Linear Analysis, Complex Analysis, and Number Theory

线性分析、复分析和数论

• 批准号: 0070603
• 负责人: Louis de Branges
• 金额: $ 3.6万
• 依托单位: Purdue Research Foundation
• 依托单位国家: 美国
• 项目类别: Standard Grant
• 财政年份: 2000
• 资助国家: 美国
• 起止时间: 2000-06-15 至 2002-11-30
• 项目状态: 已结题
• 来源: https://www.nsf.gov/awardsearch/showAward?AWD_ID=0070603&HistoricalAwards=false
• 关键词: Linear; Analysis; Complex; Number; Theory

ABSTRACT:The principal research initiative results from a theory of Hilbert spaces of entire functions produced in the postdoctoral years 1957--1962 and from a related theory of Hilbert spaces of analytic functions then produced in joint work with James Rovnyak. A striking application was made in 1984 to a proof of the Bieberbach conjecture. Another research initiative results from a proof obtained in 1959 of the Stone--Weierstrass theorem. An application to the invariant subspace problem was made in 1991 by Victor Lomonosov. Existence theorems for invariant subspaces are currently pursued by methods of the Stone--Weierstrass theorem and of Hilbert--spaces of analytic functions.Hilbert spaces of entire functions are being applied to a proof of the Riemann hypothesis.The significance of the present work lies in its effective combination oftwo research concepts, a classical concept whose aim is to solve difficult problems, and a modern concept whose aim is to introduce innovativetechniques. The test of success is measured by the successful application ofnew methods to old problems. The Riemann hypothesis has been a consistent aim of the present work since the doctoral thesis. A successful conclusion ofthis longstanding project would be a major contribution to mathematics.

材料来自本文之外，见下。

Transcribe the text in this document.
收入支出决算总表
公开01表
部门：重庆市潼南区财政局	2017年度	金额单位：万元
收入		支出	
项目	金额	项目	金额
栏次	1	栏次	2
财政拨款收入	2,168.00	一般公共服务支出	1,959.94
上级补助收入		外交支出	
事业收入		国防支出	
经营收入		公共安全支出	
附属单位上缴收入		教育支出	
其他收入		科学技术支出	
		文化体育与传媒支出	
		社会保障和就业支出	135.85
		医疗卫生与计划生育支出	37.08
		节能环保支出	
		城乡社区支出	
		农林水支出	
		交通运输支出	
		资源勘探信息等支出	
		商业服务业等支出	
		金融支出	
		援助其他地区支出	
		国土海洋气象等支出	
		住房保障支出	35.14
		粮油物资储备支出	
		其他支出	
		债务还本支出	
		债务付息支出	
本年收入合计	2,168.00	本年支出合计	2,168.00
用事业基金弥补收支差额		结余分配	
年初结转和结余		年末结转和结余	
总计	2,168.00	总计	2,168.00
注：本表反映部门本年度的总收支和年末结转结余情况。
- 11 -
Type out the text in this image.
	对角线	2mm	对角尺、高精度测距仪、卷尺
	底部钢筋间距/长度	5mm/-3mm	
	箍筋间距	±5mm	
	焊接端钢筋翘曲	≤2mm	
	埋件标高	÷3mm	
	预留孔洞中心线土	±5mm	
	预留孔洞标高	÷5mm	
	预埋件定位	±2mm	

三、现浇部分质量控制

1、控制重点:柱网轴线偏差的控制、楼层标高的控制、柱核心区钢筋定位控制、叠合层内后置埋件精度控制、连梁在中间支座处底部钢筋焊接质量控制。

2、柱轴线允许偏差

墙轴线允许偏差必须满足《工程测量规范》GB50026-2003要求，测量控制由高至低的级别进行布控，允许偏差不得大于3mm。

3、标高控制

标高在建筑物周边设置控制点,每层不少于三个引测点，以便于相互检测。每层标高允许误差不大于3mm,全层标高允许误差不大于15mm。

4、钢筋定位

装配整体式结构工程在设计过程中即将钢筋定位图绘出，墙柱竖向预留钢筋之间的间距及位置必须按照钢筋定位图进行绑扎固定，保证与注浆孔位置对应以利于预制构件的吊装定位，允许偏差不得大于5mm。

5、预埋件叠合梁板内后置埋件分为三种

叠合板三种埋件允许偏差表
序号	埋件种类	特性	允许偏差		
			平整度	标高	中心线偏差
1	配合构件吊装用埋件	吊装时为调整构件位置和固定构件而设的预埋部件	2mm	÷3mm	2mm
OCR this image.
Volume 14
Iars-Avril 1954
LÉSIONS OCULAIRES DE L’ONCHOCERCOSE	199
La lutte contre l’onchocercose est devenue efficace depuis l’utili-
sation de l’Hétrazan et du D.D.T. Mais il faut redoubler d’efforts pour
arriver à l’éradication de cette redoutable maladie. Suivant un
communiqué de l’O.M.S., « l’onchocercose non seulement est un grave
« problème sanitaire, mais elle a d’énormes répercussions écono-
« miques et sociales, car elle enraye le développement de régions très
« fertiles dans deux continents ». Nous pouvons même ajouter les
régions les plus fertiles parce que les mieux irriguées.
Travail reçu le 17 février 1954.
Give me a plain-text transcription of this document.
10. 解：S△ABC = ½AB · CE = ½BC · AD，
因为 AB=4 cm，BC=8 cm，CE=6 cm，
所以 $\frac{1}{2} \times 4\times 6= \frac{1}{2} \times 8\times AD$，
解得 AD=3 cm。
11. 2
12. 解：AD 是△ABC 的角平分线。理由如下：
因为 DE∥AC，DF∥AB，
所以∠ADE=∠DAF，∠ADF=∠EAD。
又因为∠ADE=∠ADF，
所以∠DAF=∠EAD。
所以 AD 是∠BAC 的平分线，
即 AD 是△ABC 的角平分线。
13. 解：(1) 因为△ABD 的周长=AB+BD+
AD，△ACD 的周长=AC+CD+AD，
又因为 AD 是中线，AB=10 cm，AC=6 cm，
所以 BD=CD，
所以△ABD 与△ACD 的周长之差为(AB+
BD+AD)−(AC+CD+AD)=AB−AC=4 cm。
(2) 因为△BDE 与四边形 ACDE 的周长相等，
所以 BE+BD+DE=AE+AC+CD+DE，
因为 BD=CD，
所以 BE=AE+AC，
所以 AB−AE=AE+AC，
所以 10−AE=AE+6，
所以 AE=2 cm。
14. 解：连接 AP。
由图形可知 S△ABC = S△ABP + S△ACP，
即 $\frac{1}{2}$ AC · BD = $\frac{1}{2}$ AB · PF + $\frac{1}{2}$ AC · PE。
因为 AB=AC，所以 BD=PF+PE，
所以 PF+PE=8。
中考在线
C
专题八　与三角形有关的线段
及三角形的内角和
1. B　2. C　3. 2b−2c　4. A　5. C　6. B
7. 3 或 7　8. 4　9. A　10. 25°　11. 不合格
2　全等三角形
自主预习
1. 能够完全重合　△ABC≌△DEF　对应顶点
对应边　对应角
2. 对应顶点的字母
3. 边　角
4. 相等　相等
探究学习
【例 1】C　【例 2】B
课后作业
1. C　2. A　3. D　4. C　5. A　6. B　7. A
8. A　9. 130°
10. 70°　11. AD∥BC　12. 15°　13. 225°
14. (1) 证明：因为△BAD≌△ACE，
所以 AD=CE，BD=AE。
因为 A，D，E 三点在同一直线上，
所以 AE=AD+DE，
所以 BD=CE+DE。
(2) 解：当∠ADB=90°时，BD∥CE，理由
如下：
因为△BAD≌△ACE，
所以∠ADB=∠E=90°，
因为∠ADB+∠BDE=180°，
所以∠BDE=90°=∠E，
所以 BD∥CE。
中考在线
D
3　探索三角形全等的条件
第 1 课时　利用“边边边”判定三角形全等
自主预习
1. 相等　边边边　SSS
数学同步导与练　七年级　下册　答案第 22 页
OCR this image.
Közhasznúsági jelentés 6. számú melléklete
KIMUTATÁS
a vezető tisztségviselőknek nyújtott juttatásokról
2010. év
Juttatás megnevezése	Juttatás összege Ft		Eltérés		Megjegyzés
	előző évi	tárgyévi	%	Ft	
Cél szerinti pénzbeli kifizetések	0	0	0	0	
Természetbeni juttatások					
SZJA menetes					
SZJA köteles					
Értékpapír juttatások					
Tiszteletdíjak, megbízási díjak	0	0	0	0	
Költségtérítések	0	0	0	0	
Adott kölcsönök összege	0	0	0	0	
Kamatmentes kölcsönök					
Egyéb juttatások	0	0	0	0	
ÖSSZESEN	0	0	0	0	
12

摘要：主要的研究活动的结果，从理论的希尔伯特空间的整个功能产生的博士后年1957年至1962年，并从一个相关的理论希尔伯特空间的解析函数，然后产生在联合工作与詹姆斯Rovnyak。一个引人注目的应用是在1984年证明了比伯巴赫猜想。另一项研究倡议的结果，证明在1959年获得的石头-维尔斯特拉斯定理。应用不变子空间问题是在1991年由维克托罗蒙诺索夫。不变子空间的存在性定理目前是用Stone-Weierstrass定理和Hilbert-解析函数空间的方法来研究的。整函数的Hilbert空间正被用来证明Riemann假设。本工作的意义在于它有效地结合了两个研究概念，一个是解决难题的经典概念，一个是解决问题的经典概念。and a modern现代concept概念whose其aim目的is to introduce介绍innovative革新techniques技术.对成功的检验是通过新方法成功地应用于老问题来衡量的。黎曼假设一直是一个一贯的目标，目前的工作，因为博士论文。这一长期项目的圆满结束将是对数学的重大贡献。